Ils ne sont autorisés à revenir en Crimée qu'à partir de 1989, avec la dislocation de l'URSS, mais restent relativement pauvres, l'administration refusant de leur accorder des terres et des permis de travail. Ils s'octroient donc des terres parfois sans autorisation. Depuis 1991, la défense de leurs intérêts est prise en charge par une organisation, le Mejlis (assemblée) des Tatars de Crimée qui, le 30 juin de cette même année, a déclaré leur souveraineté et adopté un hymne national, ainsi qu'un drapeau. Depuis 1998, l'organisation envoie 14 députés au parlement ukrainien.
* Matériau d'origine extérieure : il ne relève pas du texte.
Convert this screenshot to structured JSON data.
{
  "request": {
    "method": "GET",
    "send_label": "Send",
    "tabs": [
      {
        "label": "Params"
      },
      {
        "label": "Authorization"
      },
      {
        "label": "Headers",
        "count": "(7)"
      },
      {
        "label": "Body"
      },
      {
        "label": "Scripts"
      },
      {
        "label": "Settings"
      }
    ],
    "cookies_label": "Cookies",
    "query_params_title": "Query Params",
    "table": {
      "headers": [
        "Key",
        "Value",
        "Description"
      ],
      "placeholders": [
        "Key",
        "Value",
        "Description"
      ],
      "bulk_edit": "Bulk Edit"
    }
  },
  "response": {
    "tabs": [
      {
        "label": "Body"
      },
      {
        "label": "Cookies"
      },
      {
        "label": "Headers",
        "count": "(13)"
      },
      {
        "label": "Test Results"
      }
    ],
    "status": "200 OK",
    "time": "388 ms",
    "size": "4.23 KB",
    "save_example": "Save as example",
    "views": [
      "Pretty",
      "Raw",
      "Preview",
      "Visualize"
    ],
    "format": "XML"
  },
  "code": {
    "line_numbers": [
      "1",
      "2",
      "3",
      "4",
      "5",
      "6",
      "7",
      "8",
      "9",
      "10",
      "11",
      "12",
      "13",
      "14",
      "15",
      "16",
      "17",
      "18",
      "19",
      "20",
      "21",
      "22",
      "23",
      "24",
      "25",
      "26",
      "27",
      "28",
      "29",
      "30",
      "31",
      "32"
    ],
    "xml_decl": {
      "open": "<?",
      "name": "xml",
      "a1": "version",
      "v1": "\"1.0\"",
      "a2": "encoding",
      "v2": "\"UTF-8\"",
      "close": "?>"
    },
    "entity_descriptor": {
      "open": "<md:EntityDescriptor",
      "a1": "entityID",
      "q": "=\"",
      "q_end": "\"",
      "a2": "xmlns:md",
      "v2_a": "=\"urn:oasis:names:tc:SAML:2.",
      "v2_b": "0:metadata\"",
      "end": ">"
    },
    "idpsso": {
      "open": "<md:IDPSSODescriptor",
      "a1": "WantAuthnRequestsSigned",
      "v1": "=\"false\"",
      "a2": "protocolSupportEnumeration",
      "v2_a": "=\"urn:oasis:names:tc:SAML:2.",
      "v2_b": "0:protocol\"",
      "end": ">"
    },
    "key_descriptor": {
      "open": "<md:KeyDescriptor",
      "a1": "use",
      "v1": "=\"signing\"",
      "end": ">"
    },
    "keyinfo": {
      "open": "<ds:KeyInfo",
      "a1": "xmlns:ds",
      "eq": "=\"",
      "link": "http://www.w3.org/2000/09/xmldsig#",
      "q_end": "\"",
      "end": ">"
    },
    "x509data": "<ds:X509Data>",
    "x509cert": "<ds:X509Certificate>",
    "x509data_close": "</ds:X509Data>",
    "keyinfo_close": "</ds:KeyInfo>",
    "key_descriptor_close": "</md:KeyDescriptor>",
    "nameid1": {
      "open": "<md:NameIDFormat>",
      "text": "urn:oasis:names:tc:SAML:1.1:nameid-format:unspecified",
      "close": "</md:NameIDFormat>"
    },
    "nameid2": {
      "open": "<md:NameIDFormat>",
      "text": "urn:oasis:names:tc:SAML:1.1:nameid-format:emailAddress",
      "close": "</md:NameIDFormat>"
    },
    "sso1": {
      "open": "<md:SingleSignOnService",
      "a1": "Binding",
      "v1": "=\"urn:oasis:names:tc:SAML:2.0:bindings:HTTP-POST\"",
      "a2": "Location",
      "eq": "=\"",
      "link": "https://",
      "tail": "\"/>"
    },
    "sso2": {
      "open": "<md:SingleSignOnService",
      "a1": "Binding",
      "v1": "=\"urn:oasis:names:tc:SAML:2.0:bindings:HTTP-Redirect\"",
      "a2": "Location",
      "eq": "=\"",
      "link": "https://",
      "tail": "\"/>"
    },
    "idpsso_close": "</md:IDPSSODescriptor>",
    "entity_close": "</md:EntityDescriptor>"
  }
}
Elle est soutenue financièrement par la Turquie.

Vers un second exil
Si la plupart des Tatars de Crimée ne souhaitent pas quitter la péninsule, 5.000 d'entre eux ont choisi le chemin de l'exil. En effet, les rumeurs de croix tracées sur les portes de maisons tatares dans certains villages et les récits d'arrestations arbitraires et de tortures ravivent le souvenir du 18 mai 1944. Parmi les villes qui ouvrent leurs portes à ces réfugiés, celle de Lviv, située à l'Ouest de l'Ukraine près de la frontière polonaise. On estime à environ 1.500 le nombre de personnes y ayant échoué; le gouvernement ukrainien a lancé un  plan d'accueil. Hors Ukraine, des pays limitrophes ou proches sont sollicités : la Lituanie ou la Pologne, où le 21 mars, un groupe d'une trentaine de personnes passe la frontière et demande le statut de réfugiés politiques. Selon le journal polonais « Gazeta Wyborcza », plusieurs centaines de familles tatares de Crimée s'apprêteraient à s'exiler en Pologne. Le ministre de l'Intérieur Bartlomiej Sienkiewicz a déclaré que la Pologne pouvait accueillir 11.000 personnes.
La communauté tatare de Pologne a, quant à elle, publié une résolution par laquelle elle soutient les droits de ses cousins criméens et condamne la répression russe. La solidarité des Tatars de Pologne s'organise, notamment à Kruszyniany, un des deux villages à l'Est de la Pologne, avec Bohoniki, où vivent des Tatars polonais. Ces derniers souhaiteraient accueillir leurs cousins criméens, lesquels sont pour le moment dirigés vers un centre de réfugiés près de Varsovie.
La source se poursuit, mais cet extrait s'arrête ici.